Observations on interfibre bonding and fibre segment activation based on the strength properties of laboratory sheets

The aim of this study was to gain better understanding of bonding and activation in paper and to clarify the relationships between these two phenomena and the strength properties of paper. Bonding and activation were studied through examining the mechanical properties of paper. Both in-plane strength properties (tensile strength, tensile stiffness, elastic breaking strain and in-plane tear strength) and z-directional strength properties (Scott bond strength) were examined. The properties of fibre network were varied by beating of chemical pulp fibres and by introducing different levels of drying stress to the network at different solids contents. Different mixtures of chemical and mechanical pulps were used as well. As a generalisation, it can be said that the in-plane properties of laboratory sheets were improved by increasing drying stress.

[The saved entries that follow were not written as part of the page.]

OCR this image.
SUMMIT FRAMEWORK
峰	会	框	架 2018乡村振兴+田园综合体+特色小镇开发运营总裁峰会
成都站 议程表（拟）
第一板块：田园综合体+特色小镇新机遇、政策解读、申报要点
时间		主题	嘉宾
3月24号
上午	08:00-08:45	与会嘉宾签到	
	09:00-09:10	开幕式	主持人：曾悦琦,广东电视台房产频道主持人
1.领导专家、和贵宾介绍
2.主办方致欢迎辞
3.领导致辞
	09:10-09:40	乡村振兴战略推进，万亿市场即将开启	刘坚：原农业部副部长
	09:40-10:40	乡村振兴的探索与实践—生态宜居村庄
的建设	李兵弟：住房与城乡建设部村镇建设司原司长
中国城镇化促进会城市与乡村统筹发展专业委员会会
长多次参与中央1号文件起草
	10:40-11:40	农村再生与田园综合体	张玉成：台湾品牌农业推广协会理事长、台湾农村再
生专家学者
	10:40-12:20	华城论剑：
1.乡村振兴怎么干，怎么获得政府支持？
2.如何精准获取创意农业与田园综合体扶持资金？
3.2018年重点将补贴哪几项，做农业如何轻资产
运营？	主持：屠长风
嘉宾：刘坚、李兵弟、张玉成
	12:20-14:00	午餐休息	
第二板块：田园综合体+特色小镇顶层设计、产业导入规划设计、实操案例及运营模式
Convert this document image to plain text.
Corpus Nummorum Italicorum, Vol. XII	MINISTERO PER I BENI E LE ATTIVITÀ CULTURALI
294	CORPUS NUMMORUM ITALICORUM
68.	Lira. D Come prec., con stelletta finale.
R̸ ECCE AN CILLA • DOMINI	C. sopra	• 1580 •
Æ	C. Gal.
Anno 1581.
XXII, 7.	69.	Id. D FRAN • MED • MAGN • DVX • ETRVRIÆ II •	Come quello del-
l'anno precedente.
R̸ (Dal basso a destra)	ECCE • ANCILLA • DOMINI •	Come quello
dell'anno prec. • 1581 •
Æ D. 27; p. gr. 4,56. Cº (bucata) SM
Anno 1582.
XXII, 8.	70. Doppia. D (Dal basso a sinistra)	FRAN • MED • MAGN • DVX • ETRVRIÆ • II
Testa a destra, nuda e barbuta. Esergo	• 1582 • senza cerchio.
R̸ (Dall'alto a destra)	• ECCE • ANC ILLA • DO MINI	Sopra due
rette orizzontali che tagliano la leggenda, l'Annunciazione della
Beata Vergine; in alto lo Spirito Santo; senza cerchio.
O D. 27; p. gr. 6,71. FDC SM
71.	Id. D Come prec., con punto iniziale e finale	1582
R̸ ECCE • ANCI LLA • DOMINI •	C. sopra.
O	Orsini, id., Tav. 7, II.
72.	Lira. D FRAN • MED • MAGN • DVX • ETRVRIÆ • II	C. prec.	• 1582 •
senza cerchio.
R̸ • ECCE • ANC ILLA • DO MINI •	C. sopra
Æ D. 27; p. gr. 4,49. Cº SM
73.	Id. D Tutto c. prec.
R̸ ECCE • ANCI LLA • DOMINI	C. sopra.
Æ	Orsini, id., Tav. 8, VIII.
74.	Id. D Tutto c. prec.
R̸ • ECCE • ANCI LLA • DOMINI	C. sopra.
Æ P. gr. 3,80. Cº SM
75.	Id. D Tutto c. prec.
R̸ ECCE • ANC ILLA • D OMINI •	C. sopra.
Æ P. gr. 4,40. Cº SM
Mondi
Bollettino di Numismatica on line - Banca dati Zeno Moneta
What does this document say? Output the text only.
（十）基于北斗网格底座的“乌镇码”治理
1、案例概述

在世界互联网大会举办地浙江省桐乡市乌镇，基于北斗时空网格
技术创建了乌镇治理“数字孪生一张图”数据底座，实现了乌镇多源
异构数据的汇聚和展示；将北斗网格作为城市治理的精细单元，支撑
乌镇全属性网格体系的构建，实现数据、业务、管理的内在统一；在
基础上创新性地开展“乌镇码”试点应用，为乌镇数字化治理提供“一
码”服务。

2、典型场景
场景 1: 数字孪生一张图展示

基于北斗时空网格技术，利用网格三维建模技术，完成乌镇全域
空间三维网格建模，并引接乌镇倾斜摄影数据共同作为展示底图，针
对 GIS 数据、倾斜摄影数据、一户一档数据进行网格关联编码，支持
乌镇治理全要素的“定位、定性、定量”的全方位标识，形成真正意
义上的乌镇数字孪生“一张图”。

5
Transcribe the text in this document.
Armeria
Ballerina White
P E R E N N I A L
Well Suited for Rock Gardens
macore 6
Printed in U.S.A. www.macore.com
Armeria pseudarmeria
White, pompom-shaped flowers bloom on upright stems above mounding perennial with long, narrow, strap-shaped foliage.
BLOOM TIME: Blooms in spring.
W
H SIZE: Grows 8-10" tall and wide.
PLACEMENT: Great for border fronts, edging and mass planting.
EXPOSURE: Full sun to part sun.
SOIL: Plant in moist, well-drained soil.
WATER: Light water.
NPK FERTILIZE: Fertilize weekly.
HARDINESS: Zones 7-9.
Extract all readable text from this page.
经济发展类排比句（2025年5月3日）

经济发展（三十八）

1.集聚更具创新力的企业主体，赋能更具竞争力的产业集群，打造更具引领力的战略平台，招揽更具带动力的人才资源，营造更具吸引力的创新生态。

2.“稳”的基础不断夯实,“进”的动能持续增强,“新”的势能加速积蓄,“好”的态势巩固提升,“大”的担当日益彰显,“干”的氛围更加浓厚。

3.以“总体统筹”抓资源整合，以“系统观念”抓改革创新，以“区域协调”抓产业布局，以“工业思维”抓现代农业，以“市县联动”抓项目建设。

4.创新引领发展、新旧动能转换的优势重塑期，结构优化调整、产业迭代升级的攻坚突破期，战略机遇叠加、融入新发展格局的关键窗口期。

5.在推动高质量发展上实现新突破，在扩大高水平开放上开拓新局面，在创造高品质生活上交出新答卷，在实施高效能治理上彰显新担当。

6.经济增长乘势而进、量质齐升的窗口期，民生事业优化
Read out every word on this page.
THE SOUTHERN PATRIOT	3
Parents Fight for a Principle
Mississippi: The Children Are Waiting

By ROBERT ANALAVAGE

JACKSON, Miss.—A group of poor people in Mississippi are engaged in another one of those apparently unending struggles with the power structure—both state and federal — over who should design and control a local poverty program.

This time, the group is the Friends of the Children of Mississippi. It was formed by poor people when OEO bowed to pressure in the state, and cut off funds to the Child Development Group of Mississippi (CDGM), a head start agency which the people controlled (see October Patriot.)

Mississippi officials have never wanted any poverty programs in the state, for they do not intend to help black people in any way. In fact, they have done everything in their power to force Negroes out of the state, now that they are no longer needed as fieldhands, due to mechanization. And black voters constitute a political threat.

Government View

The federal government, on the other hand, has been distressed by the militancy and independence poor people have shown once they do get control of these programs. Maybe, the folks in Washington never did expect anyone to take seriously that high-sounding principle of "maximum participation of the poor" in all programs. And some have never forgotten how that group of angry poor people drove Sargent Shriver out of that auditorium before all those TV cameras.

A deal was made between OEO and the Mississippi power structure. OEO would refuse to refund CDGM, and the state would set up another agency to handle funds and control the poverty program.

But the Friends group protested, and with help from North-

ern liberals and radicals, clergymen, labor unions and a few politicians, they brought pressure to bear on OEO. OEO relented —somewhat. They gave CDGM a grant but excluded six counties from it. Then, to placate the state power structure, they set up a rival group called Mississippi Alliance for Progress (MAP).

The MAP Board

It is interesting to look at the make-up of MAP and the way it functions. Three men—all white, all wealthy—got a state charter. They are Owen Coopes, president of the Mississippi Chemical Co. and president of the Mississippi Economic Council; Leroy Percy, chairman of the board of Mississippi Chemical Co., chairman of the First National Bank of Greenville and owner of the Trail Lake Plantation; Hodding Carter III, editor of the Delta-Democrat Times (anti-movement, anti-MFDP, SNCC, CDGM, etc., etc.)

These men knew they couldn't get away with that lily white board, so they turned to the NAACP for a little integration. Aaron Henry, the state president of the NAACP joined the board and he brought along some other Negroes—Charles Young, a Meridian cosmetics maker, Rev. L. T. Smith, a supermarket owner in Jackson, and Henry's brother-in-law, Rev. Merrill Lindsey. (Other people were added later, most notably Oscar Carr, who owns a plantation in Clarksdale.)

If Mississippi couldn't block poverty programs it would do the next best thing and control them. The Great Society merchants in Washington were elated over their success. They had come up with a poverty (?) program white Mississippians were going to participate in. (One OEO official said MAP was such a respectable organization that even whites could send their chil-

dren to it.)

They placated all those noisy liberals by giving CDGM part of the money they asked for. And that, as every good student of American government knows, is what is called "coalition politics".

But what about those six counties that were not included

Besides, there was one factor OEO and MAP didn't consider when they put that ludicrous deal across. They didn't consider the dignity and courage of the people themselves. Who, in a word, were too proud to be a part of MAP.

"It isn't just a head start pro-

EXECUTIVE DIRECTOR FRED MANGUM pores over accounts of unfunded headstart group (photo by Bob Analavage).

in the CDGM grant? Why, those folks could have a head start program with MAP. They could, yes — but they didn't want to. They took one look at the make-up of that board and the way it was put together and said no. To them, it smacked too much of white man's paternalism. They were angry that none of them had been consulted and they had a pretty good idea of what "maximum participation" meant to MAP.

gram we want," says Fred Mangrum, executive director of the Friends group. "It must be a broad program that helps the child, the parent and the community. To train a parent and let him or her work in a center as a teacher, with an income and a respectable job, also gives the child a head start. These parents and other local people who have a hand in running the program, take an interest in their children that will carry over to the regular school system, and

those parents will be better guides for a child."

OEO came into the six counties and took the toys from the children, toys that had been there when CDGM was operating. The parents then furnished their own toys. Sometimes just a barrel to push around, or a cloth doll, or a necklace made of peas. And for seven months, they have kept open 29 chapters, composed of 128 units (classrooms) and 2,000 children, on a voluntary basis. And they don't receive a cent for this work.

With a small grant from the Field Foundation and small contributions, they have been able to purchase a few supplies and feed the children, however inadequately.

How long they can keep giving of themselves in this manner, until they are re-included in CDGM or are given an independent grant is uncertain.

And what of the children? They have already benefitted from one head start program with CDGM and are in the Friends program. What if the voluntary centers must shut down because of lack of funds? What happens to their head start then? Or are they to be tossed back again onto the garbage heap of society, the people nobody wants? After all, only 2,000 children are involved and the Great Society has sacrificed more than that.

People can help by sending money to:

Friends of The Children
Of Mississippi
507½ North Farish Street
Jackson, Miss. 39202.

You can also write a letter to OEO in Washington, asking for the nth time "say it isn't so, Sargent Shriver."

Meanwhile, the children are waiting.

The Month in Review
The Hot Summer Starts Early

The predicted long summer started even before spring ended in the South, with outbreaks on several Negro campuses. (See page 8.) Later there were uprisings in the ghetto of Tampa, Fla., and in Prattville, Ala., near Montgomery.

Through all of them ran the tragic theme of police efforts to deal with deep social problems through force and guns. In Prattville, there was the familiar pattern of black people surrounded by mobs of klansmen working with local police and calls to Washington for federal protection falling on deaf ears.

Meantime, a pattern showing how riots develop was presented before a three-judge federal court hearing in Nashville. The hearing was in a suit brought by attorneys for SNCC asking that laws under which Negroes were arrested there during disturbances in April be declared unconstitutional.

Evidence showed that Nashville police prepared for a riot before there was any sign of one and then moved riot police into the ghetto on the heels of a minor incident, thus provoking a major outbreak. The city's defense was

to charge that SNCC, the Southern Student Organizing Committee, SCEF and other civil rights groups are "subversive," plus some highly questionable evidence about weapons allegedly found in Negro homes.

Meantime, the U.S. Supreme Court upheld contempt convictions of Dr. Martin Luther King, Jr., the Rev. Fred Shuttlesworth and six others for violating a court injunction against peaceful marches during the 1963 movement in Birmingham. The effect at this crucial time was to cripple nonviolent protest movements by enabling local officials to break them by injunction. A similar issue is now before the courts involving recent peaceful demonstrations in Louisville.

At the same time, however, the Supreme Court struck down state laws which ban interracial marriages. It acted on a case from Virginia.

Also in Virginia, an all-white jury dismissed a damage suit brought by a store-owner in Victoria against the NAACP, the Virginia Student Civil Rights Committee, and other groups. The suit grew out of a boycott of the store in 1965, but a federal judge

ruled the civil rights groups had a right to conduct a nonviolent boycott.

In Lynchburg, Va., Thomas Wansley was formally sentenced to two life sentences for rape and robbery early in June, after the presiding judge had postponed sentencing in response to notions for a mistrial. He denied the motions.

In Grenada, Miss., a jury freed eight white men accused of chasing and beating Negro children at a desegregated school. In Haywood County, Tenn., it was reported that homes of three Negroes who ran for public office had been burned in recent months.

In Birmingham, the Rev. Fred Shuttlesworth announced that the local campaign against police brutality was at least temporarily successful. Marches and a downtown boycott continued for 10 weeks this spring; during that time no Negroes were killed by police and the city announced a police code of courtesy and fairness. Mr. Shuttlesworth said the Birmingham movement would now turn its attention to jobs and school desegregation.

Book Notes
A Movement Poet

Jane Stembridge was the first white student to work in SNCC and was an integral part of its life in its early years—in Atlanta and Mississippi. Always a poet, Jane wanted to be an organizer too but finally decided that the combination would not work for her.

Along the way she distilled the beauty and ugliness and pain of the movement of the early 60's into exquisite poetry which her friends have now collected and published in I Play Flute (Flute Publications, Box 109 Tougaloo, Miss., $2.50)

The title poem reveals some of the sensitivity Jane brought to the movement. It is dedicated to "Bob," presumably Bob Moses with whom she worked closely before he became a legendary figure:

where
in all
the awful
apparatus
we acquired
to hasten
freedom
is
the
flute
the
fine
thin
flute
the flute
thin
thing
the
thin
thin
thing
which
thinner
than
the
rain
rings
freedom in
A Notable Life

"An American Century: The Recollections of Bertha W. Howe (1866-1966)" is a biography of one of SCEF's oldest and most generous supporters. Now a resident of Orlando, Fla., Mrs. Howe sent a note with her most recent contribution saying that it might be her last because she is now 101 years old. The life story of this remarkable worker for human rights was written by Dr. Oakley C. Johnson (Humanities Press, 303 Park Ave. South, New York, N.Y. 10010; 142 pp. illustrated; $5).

This improvement arises from increasing activation, ie. the removal of slackness and curls from the unbonded fibre segments within the network. Activation straightens those segments into load-bearing units. On the other hand, z-directional strength properties, or bond strength, in most cases decreased by increasing drying stress. The strain introduced to the network affects the bonded areas of fibres negatively, but the extent of this effect depends quite much on the fibre composition, degree of drying stress and the solids content at which strain has been introduced. It seems that the structure of the bonded area influences sheet behaviour and the development of strength properties significantly. Bonding and activation are both essential properties of fibre network in relation to its strength properties.